Adjust to your needs as necessary. Would probably look something like this...

if 'audio_file' not in request.files:
    return jsonify({'error': 'audio_file is missing'}), 400

src_lang = "cmn"
audio_file = request.files['audio_file']
# 长度限制
MAX_INPUT_AUDIO_LENGTH = 60  # 录音文件最大长度,单位秒
AUDIO_SAMPLE_RATE = 16000.0  # 录音文件采样率,单位 Hz
arr, org_sr = torchaudio.load(audio_file)
new_arr = torchaudio.functional.resample(arr, orig_freq=org_sr, new_freq=AUDIO_SAMPLE_RATE)
max_length = int(MAX_INPUT_AUDIO_LENGTH * AUDIO_SAMPLE_RATE)
if new_arr.shape[1] > max_length:
    new_arr = new_arr[:, :max_length]
audio_path = "temp/translated.wav"
torchaudio.save(audio_path, new_arr[0].to(torch.float32).cpu(), sample_rate=int(AUDIO_SAMPLE_RATE))
try:
    # 执行 ASR
    transcribed_text, _, _ = translator.predict(audio_path, "asr", src_lang, sample_rate=AUDIO_SAMPLE_RATE)
    return jsonify({'transcribed_text': transcribed_text})
except Exception as e:
    return jsonify({'error': str(e)}), 500

I altered my code to help debug, so it's not performing the upload portion via requests and also its saving the file to disk as well as responding with a file download, but I wanted to get it working first, and then mess with the FastAPI specific methods....
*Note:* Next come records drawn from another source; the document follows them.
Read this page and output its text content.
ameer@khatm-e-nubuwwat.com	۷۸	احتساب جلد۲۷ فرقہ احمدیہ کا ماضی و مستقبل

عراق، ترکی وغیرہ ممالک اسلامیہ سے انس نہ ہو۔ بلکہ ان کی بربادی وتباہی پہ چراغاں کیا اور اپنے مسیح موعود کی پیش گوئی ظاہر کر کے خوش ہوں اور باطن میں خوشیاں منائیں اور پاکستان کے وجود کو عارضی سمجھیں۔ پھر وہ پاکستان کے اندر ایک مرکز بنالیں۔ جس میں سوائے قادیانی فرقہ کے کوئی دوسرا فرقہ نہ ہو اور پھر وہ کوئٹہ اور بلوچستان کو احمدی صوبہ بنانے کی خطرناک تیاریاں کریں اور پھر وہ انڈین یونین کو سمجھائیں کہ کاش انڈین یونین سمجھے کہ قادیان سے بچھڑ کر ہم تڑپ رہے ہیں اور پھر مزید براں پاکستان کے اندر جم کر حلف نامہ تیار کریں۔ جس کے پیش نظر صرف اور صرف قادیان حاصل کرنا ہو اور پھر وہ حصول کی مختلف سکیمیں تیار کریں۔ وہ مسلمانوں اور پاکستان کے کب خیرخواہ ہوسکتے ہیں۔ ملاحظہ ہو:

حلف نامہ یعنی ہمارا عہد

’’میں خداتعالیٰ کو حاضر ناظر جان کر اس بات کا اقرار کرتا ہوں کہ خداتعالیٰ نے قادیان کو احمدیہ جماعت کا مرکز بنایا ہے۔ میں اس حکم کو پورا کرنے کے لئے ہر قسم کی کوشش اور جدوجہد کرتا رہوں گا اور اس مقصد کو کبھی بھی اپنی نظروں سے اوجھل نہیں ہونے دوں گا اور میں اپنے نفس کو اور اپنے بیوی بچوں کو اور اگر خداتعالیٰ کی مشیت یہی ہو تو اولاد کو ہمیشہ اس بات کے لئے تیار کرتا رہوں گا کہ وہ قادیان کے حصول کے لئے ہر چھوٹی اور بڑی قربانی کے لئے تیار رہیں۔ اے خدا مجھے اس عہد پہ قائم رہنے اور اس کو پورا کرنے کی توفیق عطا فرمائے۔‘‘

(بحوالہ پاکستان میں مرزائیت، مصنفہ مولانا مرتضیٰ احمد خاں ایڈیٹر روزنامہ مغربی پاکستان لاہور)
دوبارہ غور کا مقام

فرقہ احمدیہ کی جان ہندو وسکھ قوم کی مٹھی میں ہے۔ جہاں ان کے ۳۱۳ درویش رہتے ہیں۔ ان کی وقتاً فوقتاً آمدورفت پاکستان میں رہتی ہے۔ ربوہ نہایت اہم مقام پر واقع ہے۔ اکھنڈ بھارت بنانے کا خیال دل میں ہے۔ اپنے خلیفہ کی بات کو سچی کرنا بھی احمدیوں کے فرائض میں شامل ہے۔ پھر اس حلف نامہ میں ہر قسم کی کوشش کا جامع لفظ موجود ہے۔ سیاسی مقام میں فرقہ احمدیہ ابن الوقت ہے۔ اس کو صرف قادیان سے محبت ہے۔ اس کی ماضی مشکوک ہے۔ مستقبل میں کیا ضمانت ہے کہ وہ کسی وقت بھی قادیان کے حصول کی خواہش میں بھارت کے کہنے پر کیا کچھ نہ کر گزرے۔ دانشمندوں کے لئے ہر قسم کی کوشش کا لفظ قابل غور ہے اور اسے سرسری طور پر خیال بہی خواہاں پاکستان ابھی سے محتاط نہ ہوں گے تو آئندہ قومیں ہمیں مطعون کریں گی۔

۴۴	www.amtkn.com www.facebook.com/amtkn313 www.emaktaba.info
hjpr commented 9 months ago

Closing unless there are future issues resulting in same error code. In summary, translator.predict needs it's input to be a .wav file, and performing tensor operations without converting it and referencing that converted .wav file properly results in the mentioned error.

lin-xiaosheng commented 9 months ago

Yes, it does work indeed! Friend, as you said, both saving the file and referencing the converted file correctly are indispensable! Your solution was not only very comprehensive, but your patience, clear logical thinking, and meticulous attitude are also worthy of admiration.your contributions not only resolved my immediate problem but also enriched my understanding of the underlying concepts. thank you, hjpr, for your exceptional help,and I am deeply grateful for your assistance!